Maintaining a Concealed Cistern
Last Updated May 17, 2011 · Written by Jaclyn Fitzgerald
A concealed cistern toilet really is the ultimate in style and hygiene but what happens when maintenance or repairs are required? The good news is that it is much easier than you think, and you don’t need to break your tiles or wall. Here’s what you need to know.
What is a Concealed Cistern?
A concealed cistern is a toilet that has had the cistern hidden some way. The cistern is usually concealed within the wall but it can also be concealed in the ceiling or in the bathroom vanity. This means that all you see externally is the toilet pan, which is the part that you sit on. Flushing a concealed cistern is easy as pushing a button as the flush buttons or push plate is mounted on the wall. The flush buttons can be right near the cistern or they can be mounted remotely for easier access.
Why is a Concealed Cistern Such a Good Idea?

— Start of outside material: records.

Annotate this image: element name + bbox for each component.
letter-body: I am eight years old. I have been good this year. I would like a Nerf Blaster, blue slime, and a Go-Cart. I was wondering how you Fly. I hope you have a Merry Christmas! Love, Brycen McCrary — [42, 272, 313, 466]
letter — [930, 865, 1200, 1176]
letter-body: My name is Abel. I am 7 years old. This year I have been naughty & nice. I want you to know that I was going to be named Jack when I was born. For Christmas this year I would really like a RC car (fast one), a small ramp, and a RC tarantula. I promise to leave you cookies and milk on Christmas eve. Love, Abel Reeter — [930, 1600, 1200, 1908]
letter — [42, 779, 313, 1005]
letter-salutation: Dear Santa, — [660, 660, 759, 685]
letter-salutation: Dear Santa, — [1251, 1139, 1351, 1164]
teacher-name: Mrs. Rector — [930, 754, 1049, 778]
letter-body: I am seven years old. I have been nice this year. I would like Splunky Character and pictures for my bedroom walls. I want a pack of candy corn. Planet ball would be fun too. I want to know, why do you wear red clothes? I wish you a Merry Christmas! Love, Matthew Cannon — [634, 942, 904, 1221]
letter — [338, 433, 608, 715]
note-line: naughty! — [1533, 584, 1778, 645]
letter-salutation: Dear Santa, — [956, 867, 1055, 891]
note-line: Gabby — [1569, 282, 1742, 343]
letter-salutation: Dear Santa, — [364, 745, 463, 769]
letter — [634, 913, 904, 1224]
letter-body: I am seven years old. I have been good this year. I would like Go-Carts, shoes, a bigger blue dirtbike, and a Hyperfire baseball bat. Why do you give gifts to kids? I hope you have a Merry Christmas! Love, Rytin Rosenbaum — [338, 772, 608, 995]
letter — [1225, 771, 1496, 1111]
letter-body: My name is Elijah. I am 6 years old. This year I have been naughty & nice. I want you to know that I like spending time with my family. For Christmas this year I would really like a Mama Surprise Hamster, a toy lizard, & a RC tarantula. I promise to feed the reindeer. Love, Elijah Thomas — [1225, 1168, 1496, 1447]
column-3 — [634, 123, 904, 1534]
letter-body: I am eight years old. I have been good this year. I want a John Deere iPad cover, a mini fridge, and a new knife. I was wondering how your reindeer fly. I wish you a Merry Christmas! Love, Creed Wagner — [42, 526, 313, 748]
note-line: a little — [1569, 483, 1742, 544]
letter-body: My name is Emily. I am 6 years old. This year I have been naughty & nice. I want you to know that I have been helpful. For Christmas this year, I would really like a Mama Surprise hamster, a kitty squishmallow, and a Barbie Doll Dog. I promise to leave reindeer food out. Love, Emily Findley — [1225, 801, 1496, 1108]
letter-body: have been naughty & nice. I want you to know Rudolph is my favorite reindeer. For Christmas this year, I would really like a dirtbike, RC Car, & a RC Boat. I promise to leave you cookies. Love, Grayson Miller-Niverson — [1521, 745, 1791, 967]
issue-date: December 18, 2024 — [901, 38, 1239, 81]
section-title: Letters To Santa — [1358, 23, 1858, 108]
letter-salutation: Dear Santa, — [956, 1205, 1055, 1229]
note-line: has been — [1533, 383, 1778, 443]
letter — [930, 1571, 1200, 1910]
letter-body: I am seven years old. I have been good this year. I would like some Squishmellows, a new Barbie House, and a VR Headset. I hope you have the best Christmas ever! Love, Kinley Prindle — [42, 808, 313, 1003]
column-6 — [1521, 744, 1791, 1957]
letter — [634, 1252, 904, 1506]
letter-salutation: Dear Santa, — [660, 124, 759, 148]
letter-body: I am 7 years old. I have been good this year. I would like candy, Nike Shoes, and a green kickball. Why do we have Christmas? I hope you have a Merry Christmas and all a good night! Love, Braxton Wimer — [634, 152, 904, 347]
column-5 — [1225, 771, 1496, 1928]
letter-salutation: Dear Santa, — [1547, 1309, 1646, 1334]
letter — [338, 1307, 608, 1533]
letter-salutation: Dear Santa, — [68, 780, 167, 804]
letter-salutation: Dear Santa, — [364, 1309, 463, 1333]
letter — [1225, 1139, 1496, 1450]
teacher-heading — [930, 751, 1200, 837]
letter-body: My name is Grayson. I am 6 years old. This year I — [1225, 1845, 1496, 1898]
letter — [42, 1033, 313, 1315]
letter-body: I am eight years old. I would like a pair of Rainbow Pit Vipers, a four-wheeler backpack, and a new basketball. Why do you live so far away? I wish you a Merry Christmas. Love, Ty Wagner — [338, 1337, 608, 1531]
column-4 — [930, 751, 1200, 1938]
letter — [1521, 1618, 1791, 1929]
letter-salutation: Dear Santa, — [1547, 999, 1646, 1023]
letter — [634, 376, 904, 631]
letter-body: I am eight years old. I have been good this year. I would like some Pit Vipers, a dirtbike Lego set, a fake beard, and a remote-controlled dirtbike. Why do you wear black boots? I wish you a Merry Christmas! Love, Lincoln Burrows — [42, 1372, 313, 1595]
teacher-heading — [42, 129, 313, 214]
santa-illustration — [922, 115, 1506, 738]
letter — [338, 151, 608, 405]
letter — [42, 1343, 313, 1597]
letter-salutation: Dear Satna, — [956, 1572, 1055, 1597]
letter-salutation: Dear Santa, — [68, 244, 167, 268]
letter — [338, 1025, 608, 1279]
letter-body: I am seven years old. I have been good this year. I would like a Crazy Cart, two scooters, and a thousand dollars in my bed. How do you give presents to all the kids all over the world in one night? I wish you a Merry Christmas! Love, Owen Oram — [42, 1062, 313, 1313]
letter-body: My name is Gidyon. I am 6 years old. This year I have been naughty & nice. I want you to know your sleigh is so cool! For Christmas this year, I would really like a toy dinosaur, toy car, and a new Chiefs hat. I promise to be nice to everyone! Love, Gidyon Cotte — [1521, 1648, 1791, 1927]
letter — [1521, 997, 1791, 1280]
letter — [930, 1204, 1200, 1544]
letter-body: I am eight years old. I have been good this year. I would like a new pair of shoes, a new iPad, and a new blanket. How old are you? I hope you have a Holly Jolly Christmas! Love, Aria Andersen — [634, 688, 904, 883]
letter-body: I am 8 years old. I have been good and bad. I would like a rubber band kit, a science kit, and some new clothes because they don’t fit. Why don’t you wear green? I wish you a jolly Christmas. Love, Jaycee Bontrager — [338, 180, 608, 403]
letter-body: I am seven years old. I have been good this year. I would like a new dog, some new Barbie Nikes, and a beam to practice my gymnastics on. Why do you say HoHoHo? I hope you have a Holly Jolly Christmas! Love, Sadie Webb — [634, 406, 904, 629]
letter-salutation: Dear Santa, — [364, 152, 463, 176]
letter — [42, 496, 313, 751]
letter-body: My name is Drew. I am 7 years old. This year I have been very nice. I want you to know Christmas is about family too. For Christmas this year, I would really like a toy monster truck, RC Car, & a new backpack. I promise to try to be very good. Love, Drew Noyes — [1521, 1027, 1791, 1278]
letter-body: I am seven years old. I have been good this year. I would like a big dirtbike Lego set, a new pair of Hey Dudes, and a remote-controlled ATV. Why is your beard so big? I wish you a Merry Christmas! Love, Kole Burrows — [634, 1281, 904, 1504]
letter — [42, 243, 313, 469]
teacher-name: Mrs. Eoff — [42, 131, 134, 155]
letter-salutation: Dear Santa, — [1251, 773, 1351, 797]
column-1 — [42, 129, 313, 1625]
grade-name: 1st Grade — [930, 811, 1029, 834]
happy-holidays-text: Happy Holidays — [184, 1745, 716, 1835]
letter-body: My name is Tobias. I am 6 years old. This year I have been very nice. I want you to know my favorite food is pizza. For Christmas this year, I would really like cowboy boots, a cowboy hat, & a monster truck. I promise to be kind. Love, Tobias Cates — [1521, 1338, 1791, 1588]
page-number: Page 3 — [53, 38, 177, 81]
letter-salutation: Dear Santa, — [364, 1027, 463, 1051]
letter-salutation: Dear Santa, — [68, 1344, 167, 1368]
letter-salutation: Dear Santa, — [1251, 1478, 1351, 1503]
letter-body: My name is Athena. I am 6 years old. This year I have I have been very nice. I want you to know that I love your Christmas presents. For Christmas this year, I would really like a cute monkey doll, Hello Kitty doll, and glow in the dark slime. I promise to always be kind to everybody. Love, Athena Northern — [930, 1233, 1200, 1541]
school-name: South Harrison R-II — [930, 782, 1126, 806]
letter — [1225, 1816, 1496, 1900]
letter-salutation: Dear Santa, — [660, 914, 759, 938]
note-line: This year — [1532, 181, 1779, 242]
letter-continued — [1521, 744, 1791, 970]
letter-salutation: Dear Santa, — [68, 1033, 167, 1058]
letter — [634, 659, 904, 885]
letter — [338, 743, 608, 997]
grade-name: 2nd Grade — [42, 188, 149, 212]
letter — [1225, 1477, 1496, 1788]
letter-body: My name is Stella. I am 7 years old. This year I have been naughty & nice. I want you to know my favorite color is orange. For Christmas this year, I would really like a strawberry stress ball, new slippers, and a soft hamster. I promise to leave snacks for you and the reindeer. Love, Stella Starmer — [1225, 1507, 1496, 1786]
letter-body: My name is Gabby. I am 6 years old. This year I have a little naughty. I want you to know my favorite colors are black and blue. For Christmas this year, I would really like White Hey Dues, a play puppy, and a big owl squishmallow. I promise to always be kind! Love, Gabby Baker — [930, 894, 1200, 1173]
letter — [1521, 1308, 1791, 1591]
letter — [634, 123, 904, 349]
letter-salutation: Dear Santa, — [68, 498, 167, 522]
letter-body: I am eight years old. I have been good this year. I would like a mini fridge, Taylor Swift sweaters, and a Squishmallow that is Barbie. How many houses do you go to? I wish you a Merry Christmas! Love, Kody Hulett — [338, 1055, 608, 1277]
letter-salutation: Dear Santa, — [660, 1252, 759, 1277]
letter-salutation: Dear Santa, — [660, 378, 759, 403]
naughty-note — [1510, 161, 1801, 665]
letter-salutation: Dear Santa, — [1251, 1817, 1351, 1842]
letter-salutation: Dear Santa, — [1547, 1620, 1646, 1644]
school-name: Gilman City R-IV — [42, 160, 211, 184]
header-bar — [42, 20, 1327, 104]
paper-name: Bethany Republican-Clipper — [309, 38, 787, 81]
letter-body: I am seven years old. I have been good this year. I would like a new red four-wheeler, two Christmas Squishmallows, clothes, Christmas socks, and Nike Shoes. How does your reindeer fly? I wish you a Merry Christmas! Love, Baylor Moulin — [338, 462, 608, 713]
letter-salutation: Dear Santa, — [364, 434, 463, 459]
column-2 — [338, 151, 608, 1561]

Concealed cisterns are becoming more popular for a number of reasons. The primary reason is because they give such a clean, streamlined look – you don’t have to look at the cistern at all. As a bonus, all of the plumbing that is associated with the toilet is hidden as well. This is ideal if you don’t like the appearance of a standard toilet or if you don’t have a lot of space in your bathroom. As well, concealed cisterns are more hygienic than standard toilets as you can easily clean around all sides of the toilet pan (seat). Concealed cisterns are also incredibly safe as the support structure that is concealed within the wall is capable of holding up to 400 kilograms.
Is it Hard to Maintain and Repair Concealed Cisterns?
Many people think that it can be difficult to gain access to a concealed cistern in order to maintain and repair it but it really is not that hard. There is no need to rip tiles from the wall or to smash holes in the plasterboard to get to the cistern. Most concealed cisterns that are installed in Australian bathrooms have an access panel set in the wall. This access panel also holds the flush buttons. Therefore, if you need to access the cistern for any reason, you simply remove the access panel and you will have all the room that you need to perform diagnostics and repairs to your concealed cistern. This access panel is available in a wide range of colours, designs and materials to suit any style of bathroom.
If your cistern is concealed in your bathroom vanity or in the ceiling, you won’t need an access panel to give you the necessary access for maintenance and repairs as you can easily access the cistern externally (by going up into the ceiling or by going into the vanity unit).